Academics weigh in on decryption Bill


By Dylan Bushell-Embling
Wednesday, 17 October, 2018


Academics weigh in on decryption Bill

Technology experts from academia are divided over the threat Australia’s proposed decryption Bill poses to citizen privacy and the integrity of digital services.

The draft Telecommunications Assistance and Access Bill 2018 has been strongly opposed by representatives of the global technology sector, with Apple calling the draft Bill “dangerously ambiguous” and stating that the powers proposed should “alarm every Australian”.

In a submission to the public consultation on the proposed legislation, Apple said the Bill could require device makers to create a tool to unlock a particular device regardless of whether the tool could be used to unlock every other user’s device.

The legislation could even allow the government to order smart home speaker manufacturers to install persistent eavesdropping capabilities into a person’s home, or to force providers to provide real-time interception of messages or internet-based audio or video calls, Apple warned.

Katina Michael, professor at the Arizona State University School for the Future of Innovation in Society and the School of Computing, Informatics and Decision Systems Engineering, agreed that the legislation could have serious consequences.

“What politicians and law enforcement agencies have not realised is that by creating rules that allegedly minimise the risk of cyberterrorism via encrypted messaging, that they are encroaching on organisational security, and on every individual citizen’s right to privacy,” she said.

“Privacy is a human right, and one way that right can be maintained in today’s digital transactions is through encryption.”

But she hinted that big tech companies such as Apple’s motives for opposing such legislation may not be as pure as they present them to be.

“The complexity here is in the fact that private corporations like Apple, Google, Facebook, Amazon and Microsoft are amassing so much personal data that citizen data rights are being equally eroded by corporations themselves who share the data with third parties,” she said.

“We need to take a step back as Australians and ask ourselves why are these private corporations fighting this government Bill together? One answer has to do with products and services that offer encryption in their operating systems and platforms as a competitive advantage, but another might be that private corporations want to maintain their power on governments.”

Monash University Faculty of IT Associate Professor and Director of Oceania Cyber Security Centre Dr Carsten Rudolph warned that the legislation threatens to undermine the security of a wide range of digital processes.

“Cryptography and security protocols are fundamental for many digital processes from e-commerce, banking, payments, to supply chains, control of critical infrastructures and others. Thus, it mainly protects our data, prevents crime and enables digitisation of our economies in the first place,” he said.

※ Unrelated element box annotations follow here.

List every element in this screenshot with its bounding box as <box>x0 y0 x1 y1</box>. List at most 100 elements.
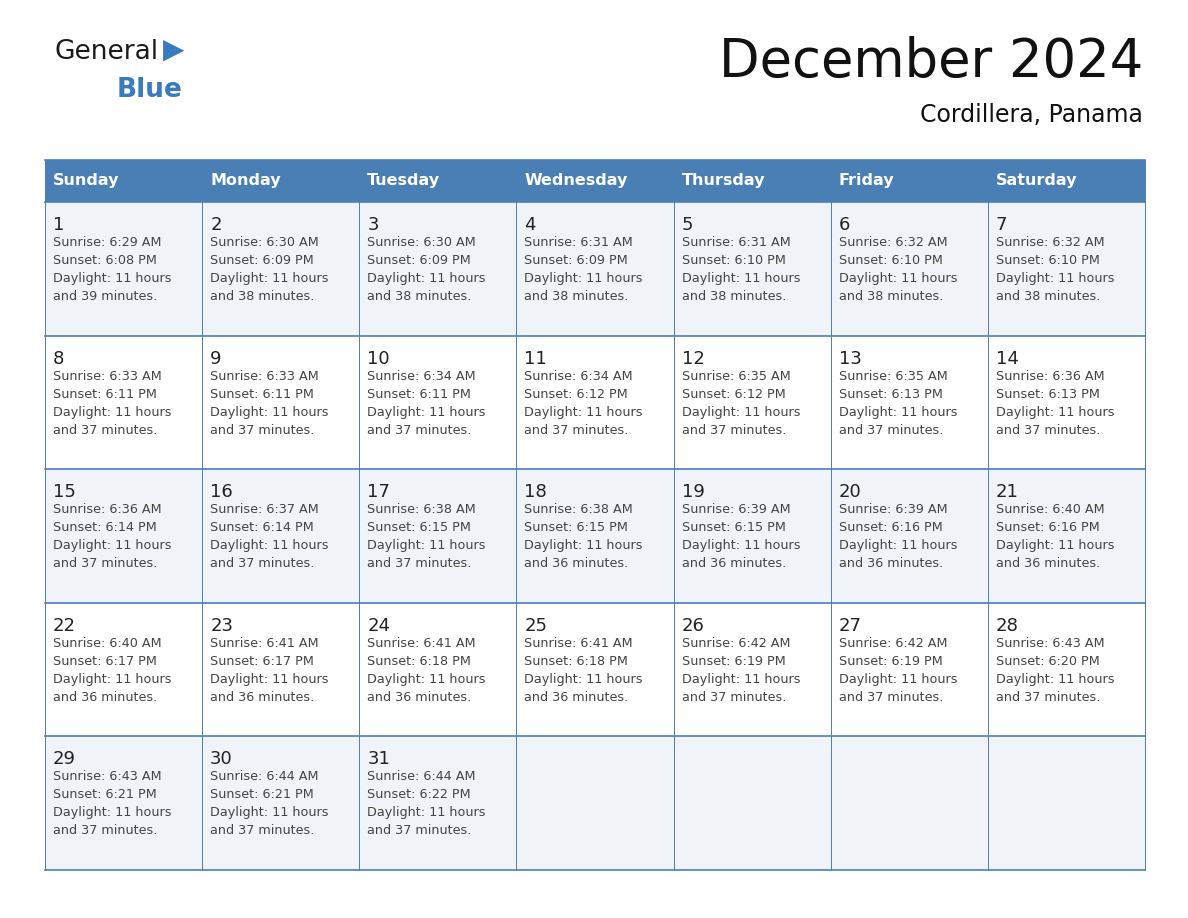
Text: Daylight: 11 hours: Daylight: 11 hours <box>524 406 643 419</box>
Text: 29: 29 <box>53 750 76 768</box>
Text: Daylight: 11 hours: Daylight: 11 hours <box>996 406 1114 419</box>
Text: and 37 minutes.: and 37 minutes. <box>996 423 1100 437</box>
Bar <box>45 160 1145 202</box>
Text: Sunset: 6:17 PM: Sunset: 6:17 PM <box>210 655 314 667</box>
Text: and 37 minutes.: and 37 minutes. <box>367 557 472 570</box>
Text: Sunrise: 6:34 AM: Sunrise: 6:34 AM <box>367 370 476 383</box>
Text: Sunset: 6:11 PM: Sunset: 6:11 PM <box>210 387 314 400</box>
Text: and 38 minutes.: and 38 minutes. <box>524 290 628 303</box>
Text: Sunset: 6:08 PM: Sunset: 6:08 PM <box>53 254 157 267</box>
Text: Sunset: 6:17 PM: Sunset: 6:17 PM <box>53 655 157 667</box>
Text: Sunrise: 6:41 AM: Sunrise: 6:41 AM <box>367 637 476 650</box>
Text: and 37 minutes.: and 37 minutes. <box>210 824 315 837</box>
Text: Sunset: 6:22 PM: Sunset: 6:22 PM <box>367 789 470 801</box>
Text: Sunset: 6:18 PM: Sunset: 6:18 PM <box>367 655 472 667</box>
Text: 14: 14 <box>996 350 1019 367</box>
Text: Sunset: 6:20 PM: Sunset: 6:20 PM <box>996 655 1100 667</box>
Text: Sunrise: 6:36 AM: Sunrise: 6:36 AM <box>53 503 162 516</box>
Text: Sunset: 6:14 PM: Sunset: 6:14 PM <box>53 521 157 534</box>
Text: Sunrise: 6:35 AM: Sunrise: 6:35 AM <box>839 370 948 383</box>
Text: Sunrise: 6:40 AM: Sunrise: 6:40 AM <box>53 637 162 650</box>
Text: Sunset: 6:13 PM: Sunset: 6:13 PM <box>839 387 942 400</box>
Text: Sunrise: 6:44 AM: Sunrise: 6:44 AM <box>210 770 318 783</box>
Text: Sunrise: 6:42 AM: Sunrise: 6:42 AM <box>682 637 790 650</box>
Text: and 37 minutes.: and 37 minutes. <box>210 423 315 437</box>
Text: Sunset: 6:10 PM: Sunset: 6:10 PM <box>682 254 785 267</box>
Text: Sunrise: 6:32 AM: Sunrise: 6:32 AM <box>839 236 947 249</box>
Text: 9: 9 <box>210 350 222 367</box>
Text: Daylight: 11 hours: Daylight: 11 hours <box>682 539 800 553</box>
Text: Sunset: 6:09 PM: Sunset: 6:09 PM <box>367 254 470 267</box>
Text: 3: 3 <box>367 216 379 234</box>
Text: Sunset: 6:13 PM: Sunset: 6:13 PM <box>996 387 1100 400</box>
Text: and 37 minutes.: and 37 minutes. <box>682 423 786 437</box>
Text: Wednesday: Wednesday <box>524 174 627 188</box>
Text: Daylight: 11 hours: Daylight: 11 hours <box>210 406 329 419</box>
Text: Sunrise: 6:38 AM: Sunrise: 6:38 AM <box>524 503 633 516</box>
Text: Sunrise: 6:43 AM: Sunrise: 6:43 AM <box>996 637 1105 650</box>
Text: 20: 20 <box>839 483 861 501</box>
Text: Sunrise: 6:41 AM: Sunrise: 6:41 AM <box>210 637 318 650</box>
Text: Sunrise: 6:30 AM: Sunrise: 6:30 AM <box>367 236 476 249</box>
Text: 24: 24 <box>367 617 391 635</box>
Text: Daylight: 11 hours: Daylight: 11 hours <box>682 406 800 419</box>
Text: Monday: Monday <box>210 174 280 188</box>
Text: and 37 minutes.: and 37 minutes. <box>839 691 943 704</box>
Text: Sunrise: 6:39 AM: Sunrise: 6:39 AM <box>839 503 947 516</box>
Text: Daylight: 11 hours: Daylight: 11 hours <box>210 806 329 820</box>
Text: December 2024: December 2024 <box>719 36 1143 88</box>
Text: Sunrise: 6:31 AM: Sunrise: 6:31 AM <box>524 236 633 249</box>
Text: and 38 minutes.: and 38 minutes. <box>682 290 786 303</box>
Text: Saturday: Saturday <box>996 174 1078 188</box>
Text: Sunrise: 6:32 AM: Sunrise: 6:32 AM <box>996 236 1105 249</box>
Text: Blue: Blue <box>116 77 183 103</box>
Text: 17: 17 <box>367 483 390 501</box>
Text: Daylight: 11 hours: Daylight: 11 hours <box>524 539 643 553</box>
Text: 23: 23 <box>210 617 233 635</box>
Text: and 37 minutes.: and 37 minutes. <box>53 824 157 837</box>
Text: Daylight: 11 hours: Daylight: 11 hours <box>839 272 958 285</box>
Text: Sunset: 6:15 PM: Sunset: 6:15 PM <box>682 521 785 534</box>
Text: Tuesday: Tuesday <box>367 174 441 188</box>
Text: Daylight: 11 hours: Daylight: 11 hours <box>210 539 329 553</box>
Text: Sunset: 6:15 PM: Sunset: 6:15 PM <box>524 521 628 534</box>
Bar <box>45 336 1145 469</box>
Text: Sunset: 6:21 PM: Sunset: 6:21 PM <box>210 789 314 801</box>
Text: Cordillera, Panama: Cordillera, Panama <box>921 103 1143 127</box>
Text: 2: 2 <box>210 216 222 234</box>
Text: 11: 11 <box>524 350 548 367</box>
Text: Sunset: 6:11 PM: Sunset: 6:11 PM <box>367 387 472 400</box>
Text: Sunrise: 6:30 AM: Sunrise: 6:30 AM <box>210 236 318 249</box>
Text: Daylight: 11 hours: Daylight: 11 hours <box>839 406 958 419</box>
Text: and 37 minutes.: and 37 minutes. <box>53 423 157 437</box>
Text: and 38 minutes.: and 38 minutes. <box>367 290 472 303</box>
Text: and 37 minutes.: and 37 minutes. <box>839 423 943 437</box>
Text: 22: 22 <box>53 617 76 635</box>
Text: Sunset: 6:12 PM: Sunset: 6:12 PM <box>524 387 628 400</box>
Text: 7: 7 <box>996 216 1007 234</box>
Text: 18: 18 <box>524 483 548 501</box>
Text: and 39 minutes.: and 39 minutes. <box>53 290 157 303</box>
Text: Sunset: 6:10 PM: Sunset: 6:10 PM <box>839 254 942 267</box>
Text: Daylight: 11 hours: Daylight: 11 hours <box>839 539 958 553</box>
Text: Sunset: 6:15 PM: Sunset: 6:15 PM <box>367 521 472 534</box>
Text: Sunrise: 6:40 AM: Sunrise: 6:40 AM <box>996 503 1105 516</box>
Text: 8: 8 <box>53 350 64 367</box>
Text: Daylight: 11 hours: Daylight: 11 hours <box>53 406 171 419</box>
Text: 27: 27 <box>839 617 861 635</box>
Text: Daylight: 11 hours: Daylight: 11 hours <box>367 406 486 419</box>
Text: Sunset: 6:11 PM: Sunset: 6:11 PM <box>53 387 157 400</box>
Text: Sunset: 6:18 PM: Sunset: 6:18 PM <box>524 655 628 667</box>
Text: 19: 19 <box>682 483 704 501</box>
Text: and 36 minutes.: and 36 minutes. <box>53 691 157 704</box>
Text: Sunset: 6:19 PM: Sunset: 6:19 PM <box>839 655 942 667</box>
Text: Daylight: 11 hours: Daylight: 11 hours <box>367 806 486 820</box>
Text: 4: 4 <box>524 216 536 234</box>
Text: 30: 30 <box>210 750 233 768</box>
Text: Daylight: 11 hours: Daylight: 11 hours <box>367 272 486 285</box>
Text: 31: 31 <box>367 750 390 768</box>
Text: Daylight: 11 hours: Daylight: 11 hours <box>682 272 800 285</box>
Bar <box>45 736 1145 870</box>
Text: Sunrise: 6:31 AM: Sunrise: 6:31 AM <box>682 236 790 249</box>
Text: and 36 minutes.: and 36 minutes. <box>996 557 1100 570</box>
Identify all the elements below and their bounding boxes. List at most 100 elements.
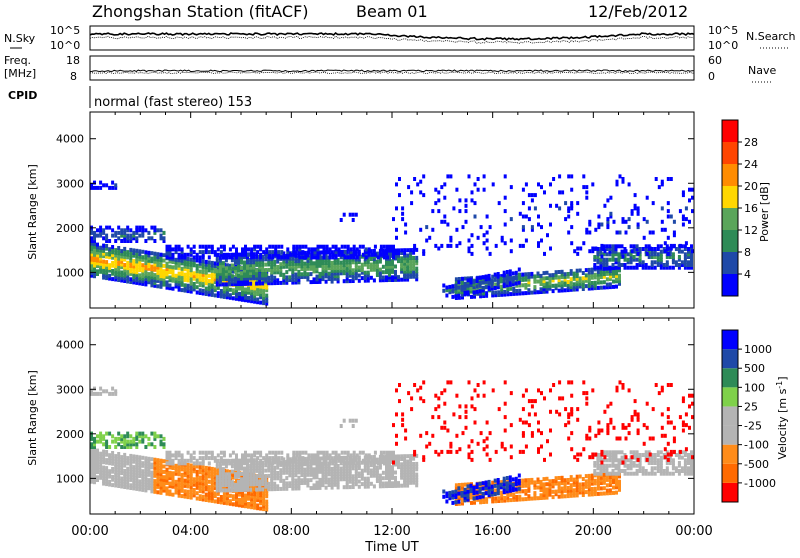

“Building any kind of third-party access into our systems undermines this security. Even worse, it might push criminals into other less visible and actually secure communication channels.”

But Curtin University School of Information Systems Adjunct Professor Dr Richard Adams said that while technology vendors have an obligation to protect their customers’ data from unauthorised access, they also have an obligation not to hinder law enforcement and intelligence services investigations.

“The challenge is for manufacturers to meet the needs of both groups rather than adopt the best stance from a marketing/cost perspective,” he said.

“The proposed legislation leaves the technical decisions to the manufacturers and service providers for how they implement strong encryption for data protection while allowing ‘special case’ access. The onus is therefore on them to develop a viable solution rather than to fall back on claims that it is ‘too difficult’ or that it will open up everyone’s data to ‘snooping’ by the security services, presumably on the assumption that they don’t have anything better to do.”

One solution could be to store all data on a device twice, and to individually encrypt each set of data, protecting one with a user key and one with a complicated manufacturer key that could nevertheless be used by the manufacturer to provide access for investigators as required.

“Obviously there would be push-back on the additional storage required and reduced battery life but the point is that from a purely technical standpoint it could be done relatively easily,” he said.